Mr. Maguire, Mayor of Cork, and M.P. for Dungarvan, has recently stigmatised the Cork theatre as being a locality which has preserved all the ferocity, and lost all the accompanying fun of the olden time. But even a Cork audience, in the last century, could be shocked. The Rev. C. B. Gibson, in his History of the County and City of Cork, tells us of a tailor there who was hanged for robbery, but who was restored to life by an actor named Glover, who probably was in his debt, and dreaded the summary demands of executors. The process of restoration was long and difficult; after it had been accomplished, the tailor arose, went forth, and got drunk, in which state he went to the theatre in the evening, told his story, exhibited the mark of the rope, and tendered very tipsy acknowledgments to the actor for the service rendered. The audience did not at all relish this part of the evening's entertainment. At present the Cork gallery seems to be as vulgar and witless as that of the Sheldonian Theatre at Oxford, when filled with undergraduates. The liberty of English audiences has never been dealt with so harshly as that of audiences in continental theatres. In 1772, a theatrical riot took place in the Copenhagen Theatre. In a burlesque piece, a critic, who had dealt severely with the author, was quite as severely satirised, and a fierce tumult ensued.
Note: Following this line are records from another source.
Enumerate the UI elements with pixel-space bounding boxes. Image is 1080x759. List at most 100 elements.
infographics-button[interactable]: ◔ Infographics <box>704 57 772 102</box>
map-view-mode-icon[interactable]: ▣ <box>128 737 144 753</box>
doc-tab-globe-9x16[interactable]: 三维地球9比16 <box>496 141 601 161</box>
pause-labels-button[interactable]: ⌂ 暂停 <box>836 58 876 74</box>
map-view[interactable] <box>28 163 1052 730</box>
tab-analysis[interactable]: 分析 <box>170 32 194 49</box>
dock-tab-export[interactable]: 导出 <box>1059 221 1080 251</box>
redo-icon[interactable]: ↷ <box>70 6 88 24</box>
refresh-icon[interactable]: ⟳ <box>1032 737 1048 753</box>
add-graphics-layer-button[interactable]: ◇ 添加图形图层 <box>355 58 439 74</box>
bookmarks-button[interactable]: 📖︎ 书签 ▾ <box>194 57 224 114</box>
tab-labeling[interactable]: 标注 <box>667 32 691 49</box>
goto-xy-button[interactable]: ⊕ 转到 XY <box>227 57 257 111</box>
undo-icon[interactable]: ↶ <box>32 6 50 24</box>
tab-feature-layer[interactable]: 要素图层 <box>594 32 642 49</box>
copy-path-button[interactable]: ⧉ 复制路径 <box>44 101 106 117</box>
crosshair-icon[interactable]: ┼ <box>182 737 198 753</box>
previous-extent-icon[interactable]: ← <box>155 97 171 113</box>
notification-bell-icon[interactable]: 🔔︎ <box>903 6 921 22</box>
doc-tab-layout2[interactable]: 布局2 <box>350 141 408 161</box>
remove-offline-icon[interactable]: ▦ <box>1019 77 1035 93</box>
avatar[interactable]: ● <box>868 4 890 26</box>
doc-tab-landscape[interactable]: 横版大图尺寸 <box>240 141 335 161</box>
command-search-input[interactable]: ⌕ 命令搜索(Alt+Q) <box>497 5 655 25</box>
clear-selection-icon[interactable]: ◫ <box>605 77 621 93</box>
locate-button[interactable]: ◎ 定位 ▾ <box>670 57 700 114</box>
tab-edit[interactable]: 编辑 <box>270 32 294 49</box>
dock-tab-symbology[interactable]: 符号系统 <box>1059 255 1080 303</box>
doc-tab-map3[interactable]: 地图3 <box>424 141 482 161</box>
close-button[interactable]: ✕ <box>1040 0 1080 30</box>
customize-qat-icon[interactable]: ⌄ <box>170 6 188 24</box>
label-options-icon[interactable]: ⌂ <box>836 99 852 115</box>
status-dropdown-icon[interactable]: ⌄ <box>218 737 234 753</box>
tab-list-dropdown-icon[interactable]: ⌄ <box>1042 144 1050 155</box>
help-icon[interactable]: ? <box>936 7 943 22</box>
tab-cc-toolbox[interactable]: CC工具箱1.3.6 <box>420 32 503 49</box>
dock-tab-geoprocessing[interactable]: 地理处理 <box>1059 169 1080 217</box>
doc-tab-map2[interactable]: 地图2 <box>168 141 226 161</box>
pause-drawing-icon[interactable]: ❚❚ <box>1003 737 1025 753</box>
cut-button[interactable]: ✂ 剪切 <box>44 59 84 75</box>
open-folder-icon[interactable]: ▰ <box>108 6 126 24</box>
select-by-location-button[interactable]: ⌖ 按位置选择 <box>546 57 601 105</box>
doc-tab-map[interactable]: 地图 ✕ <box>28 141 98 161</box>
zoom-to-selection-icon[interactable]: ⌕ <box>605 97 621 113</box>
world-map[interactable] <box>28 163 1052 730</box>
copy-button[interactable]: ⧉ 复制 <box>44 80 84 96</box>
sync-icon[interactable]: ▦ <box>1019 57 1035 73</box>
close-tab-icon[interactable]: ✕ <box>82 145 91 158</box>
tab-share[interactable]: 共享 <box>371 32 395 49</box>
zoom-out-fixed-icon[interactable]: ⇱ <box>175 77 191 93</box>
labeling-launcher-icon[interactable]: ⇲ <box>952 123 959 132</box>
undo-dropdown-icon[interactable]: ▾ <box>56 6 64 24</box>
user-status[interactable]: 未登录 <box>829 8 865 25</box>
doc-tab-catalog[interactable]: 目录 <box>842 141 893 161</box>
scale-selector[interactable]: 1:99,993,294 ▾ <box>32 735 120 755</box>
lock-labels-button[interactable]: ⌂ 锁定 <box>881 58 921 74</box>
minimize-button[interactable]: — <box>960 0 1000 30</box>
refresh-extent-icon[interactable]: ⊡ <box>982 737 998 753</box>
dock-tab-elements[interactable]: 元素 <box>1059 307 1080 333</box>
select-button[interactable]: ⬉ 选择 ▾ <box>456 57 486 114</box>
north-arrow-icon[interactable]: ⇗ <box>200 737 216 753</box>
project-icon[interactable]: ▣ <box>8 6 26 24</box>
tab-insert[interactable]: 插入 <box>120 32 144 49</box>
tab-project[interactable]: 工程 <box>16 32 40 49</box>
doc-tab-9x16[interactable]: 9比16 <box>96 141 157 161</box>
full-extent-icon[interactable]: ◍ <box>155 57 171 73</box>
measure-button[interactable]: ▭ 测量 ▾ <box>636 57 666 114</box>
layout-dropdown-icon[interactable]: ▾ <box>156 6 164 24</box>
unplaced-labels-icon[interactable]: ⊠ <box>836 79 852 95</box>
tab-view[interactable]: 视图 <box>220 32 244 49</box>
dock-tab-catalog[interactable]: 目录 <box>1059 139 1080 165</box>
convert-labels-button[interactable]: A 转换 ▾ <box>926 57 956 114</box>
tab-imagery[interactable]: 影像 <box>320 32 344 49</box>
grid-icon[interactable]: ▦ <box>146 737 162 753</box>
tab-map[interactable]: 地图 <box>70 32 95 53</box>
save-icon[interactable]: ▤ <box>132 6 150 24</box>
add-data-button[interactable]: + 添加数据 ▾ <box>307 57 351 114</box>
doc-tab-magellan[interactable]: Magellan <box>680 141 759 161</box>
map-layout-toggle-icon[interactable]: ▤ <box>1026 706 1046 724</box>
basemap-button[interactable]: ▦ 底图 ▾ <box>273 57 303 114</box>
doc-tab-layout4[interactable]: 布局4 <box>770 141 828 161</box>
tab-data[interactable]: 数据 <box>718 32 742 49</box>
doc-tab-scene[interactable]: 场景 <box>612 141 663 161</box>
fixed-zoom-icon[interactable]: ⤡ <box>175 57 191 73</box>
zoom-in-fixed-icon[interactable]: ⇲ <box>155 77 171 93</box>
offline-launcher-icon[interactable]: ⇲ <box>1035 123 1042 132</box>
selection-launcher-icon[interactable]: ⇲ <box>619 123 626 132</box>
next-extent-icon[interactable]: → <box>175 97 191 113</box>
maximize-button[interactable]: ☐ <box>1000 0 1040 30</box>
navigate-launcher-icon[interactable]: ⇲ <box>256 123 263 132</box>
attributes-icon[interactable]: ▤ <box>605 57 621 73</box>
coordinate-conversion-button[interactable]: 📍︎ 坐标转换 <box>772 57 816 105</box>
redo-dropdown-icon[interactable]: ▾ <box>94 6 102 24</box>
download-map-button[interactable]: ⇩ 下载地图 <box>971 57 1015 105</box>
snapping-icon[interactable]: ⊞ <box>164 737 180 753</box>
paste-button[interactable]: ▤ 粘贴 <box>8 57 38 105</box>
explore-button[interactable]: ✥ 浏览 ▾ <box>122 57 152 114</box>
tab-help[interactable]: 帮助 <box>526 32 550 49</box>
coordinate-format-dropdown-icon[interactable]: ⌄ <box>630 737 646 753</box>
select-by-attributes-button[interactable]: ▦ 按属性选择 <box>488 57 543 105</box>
To prevent its recurrence, hissing and all equivalent marks of disapprobation were magisterially prohibited. This prohibition was long in force, and it is still maintained in continental theatres, when crowned heads are present. On these occasions the audience neither applaud nor hiss, but leave all demonstrations of approval or censure to the illustrious visitors, as if they alone were endowed, for the nonce, with critical acumen.